Re-thinking zones: A comparative study of urban planning cultures
Urban development discourses have diagnosed a crisis in planning. Above all, the functional separation of living, working, and recreation - the basis of function - based zones and urban planning in modernity (e.g. Athens Charter) has been severely criticised for producing dysfunctions, such as urban sprawl, excessive land use and increasingly long commutes.
These considerations form the background of the proposed project on planning cultures in urban areas, which is located at the interface of urban sociology and science and technology studies (STS). It focuses on zoning as a major tool of land use planning and as a device that interplays together with urban development and participates in building a planning culture (Haar & Kayden 1989; Talen 2005).

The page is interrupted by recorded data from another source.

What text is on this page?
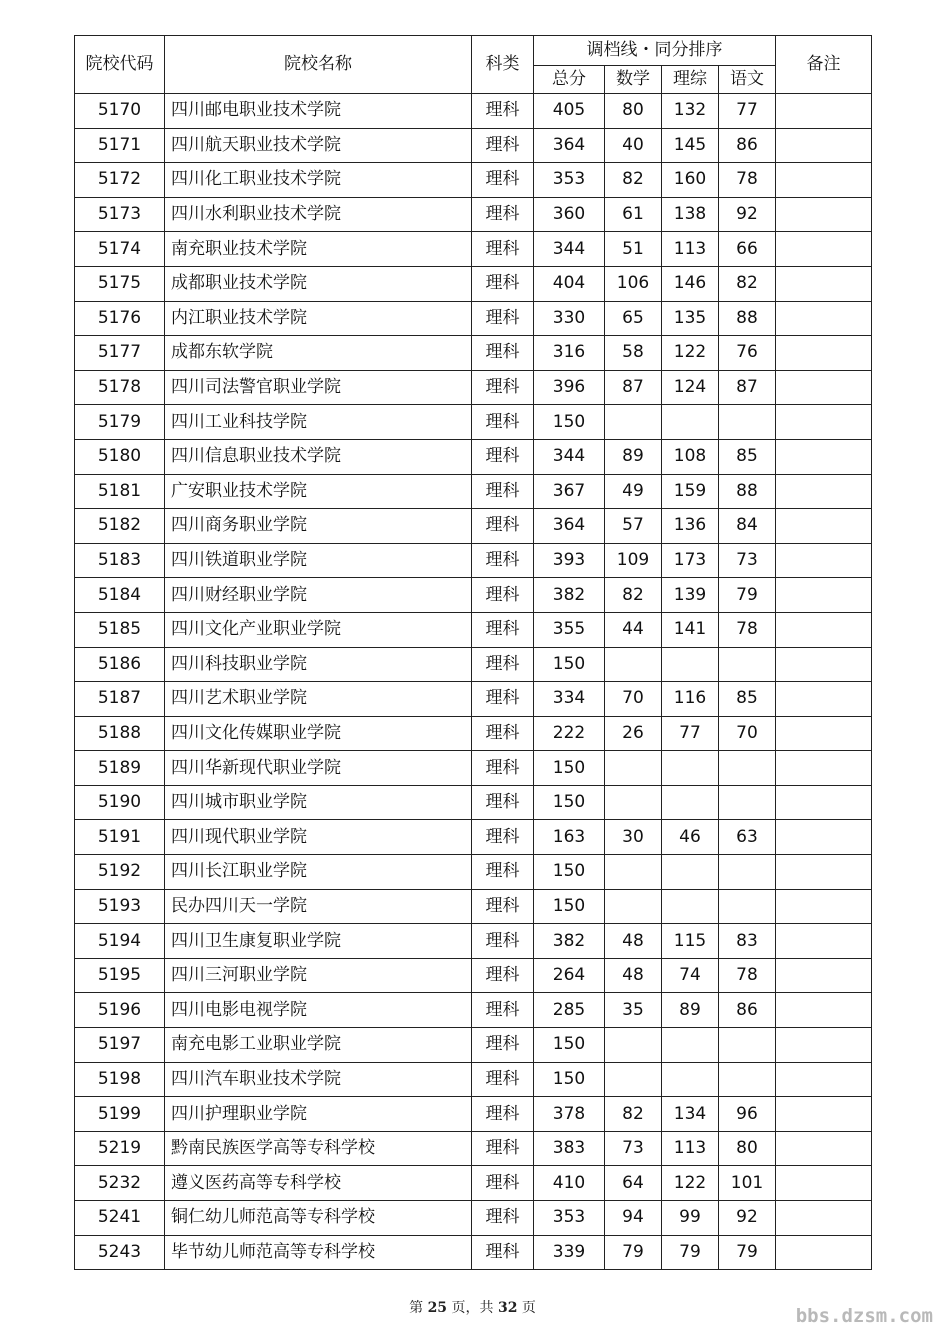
院校代码	院校名称	科类	调档线・同分排序				备注
			总分	数学	理综	语文	
5170	四川邮电职业技术学院	理科	405	80	132	77	
5171	四川航天职业技术学院	理科	364	40	145	86	
5172	四川化工职业技术学院	理科	353	82	160	78	
5173	四川水利职业技术学院	理科	360	61	138	92	
5174	南充职业技术学院	理科	344	51	113	66	
5175	成都职业技术学院	理科	404	106	146	82	
5176	内江职业技术学院	理科	330	65	135	88	
5177	成都东软学院	理科	316	58	122	76	
5178	四川司法警官职业学院	理科	396	87	124	87	
5179	四川工业科技学院	理科	150				
5180	四川信息职业技术学院	理科	344	89	108	85	
5181	广安职业技术学院	理科	367	49	159	88	
5182	四川商务职业学院	理科	364	57	136	84	
5183	四川铁道职业学院	理科	393	109	173	73	
5184	四川财经职业学院	理科	382	82	139	79	
5185	四川文化产业职业学院	理科	355	44	141	78	
5186	四川科技职业学院	理科	150				
5187	四川艺术职业学院	理科	334	70	116	85	
5188	四川文化传媒职业学院	理科	222	26	77	70	
5189	四川华新现代职业学院	理科	150				
5190	四川城市职业学院	理科	150				
5191	四川现代职业学院	理科	163	30	46	63	
5192	四川长江职业学院	理科	150				
5193	民办四川天一学院	理科	150				
5194	四川卫生康复职业学院	理科	382	48	115	83	
5195	四川三河职业学院	理科	264	48	74	78	
5196	四川电影电视学院	理科	285	35	89	86	
5197	南充电影工业职业学院	理科	150				
5198	四川汽车职业技术学院	理科	150				
5199	四川护理职业学院	理科	378	82	134	96	
5219	黔南民族医学高等专科学校	理科	383	73	113	80	
5232	遵义医药高等专科学校	理科	410	64	122	101	
5241	铜仁幼儿师范高等专科学校	理科	353	94	99	92	
5243	毕节幼儿师范高等专科学校	理科	339	79	79	79	
第 25 页，共 32 页	bbs.dzsm.com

This analysis of urban planning viewed through the lens of zoning employs a hybrid approach which is based on the concepts of actor-network theory (ANT) (Latour 2005) and urban assemblages (Farías & Bender 2009). In this regard, zoning is conceptualized as a non-human actor in an ANT sense that frames and is being framed by a specific planning culture. In contrast to traditional planning literature,planning culture is not used as an over-arching term for diverse planning approaches. The term rather refers to an analytical concept which has been derived from comparative approaches of culture in STS such as epistemic culture (Knorr Cetina 1999) and political culture (Jasanoff 2005), to explore the categories issues, actors, arenas and practices of zone based urban planning.
The proposed project aims at analysing planning cultures in Amsterdam, Lisbon, Vienna, Vancouver and Zurich - all cities comparable in size and atmosphere. Both use zoning as an instrument, however, practiced with different operational, legal and political background. The proposed qualitative comparative study will employ a mix of methods comprising participant observation at urban planning authorities and qualitative interviews of planning experts and is based on the following hypotheses:
1. Zoning as a land use development tool is employed extensively in all five cities analysed; however, the planning culture of each city frames and is framed by the issues, actors, arenas and practices of zoning.
2. Despite similarities in the issues addressed and the arenas in which planning processes take place, all cities differ considerably in the actors involved and their practices, i.e, how zoning and urban planning are performed.
The empirical analysis of the planning cultures of the five cities will consider the following scopes of investigation:
1. Issues: thematically and content-related structures linked to zoning and urban planning
2. Actors involved in urban planning and zoning
3. Arenas: places, where urban planning and zoning processes take place
4. Practices of urban planning and zoning
By introducing a practical theory approach of analysing issues, actors, arenas and practices of planning and using an ANT-inspired hybrid-framed concept, i.e., planning cultures, the proposed project aims at overcoming the thus far neglected understanding in urban sociology of the city as a nonstable entity. Doing this, it contributes to transcending action theory’s and institution theory’s blind spots of framing cities, planning and zones as stable, and well-defined entities. By using a comparative, micro analytical approach, the project not only adds to ongoing discourses in STS and STS-framed urban and regional studies, but also offers a relatively new and not yet well established perspective in planning and urban studies. In addition, the relevance of the project lies in its potential that the findings may be directly implemented in urban planning. Due to its comparative approach, the project opens new perspectives on planning and its consequences - aspects that might be of high benefit to authorities, departments and individuals involved in planning in all five cities analysed.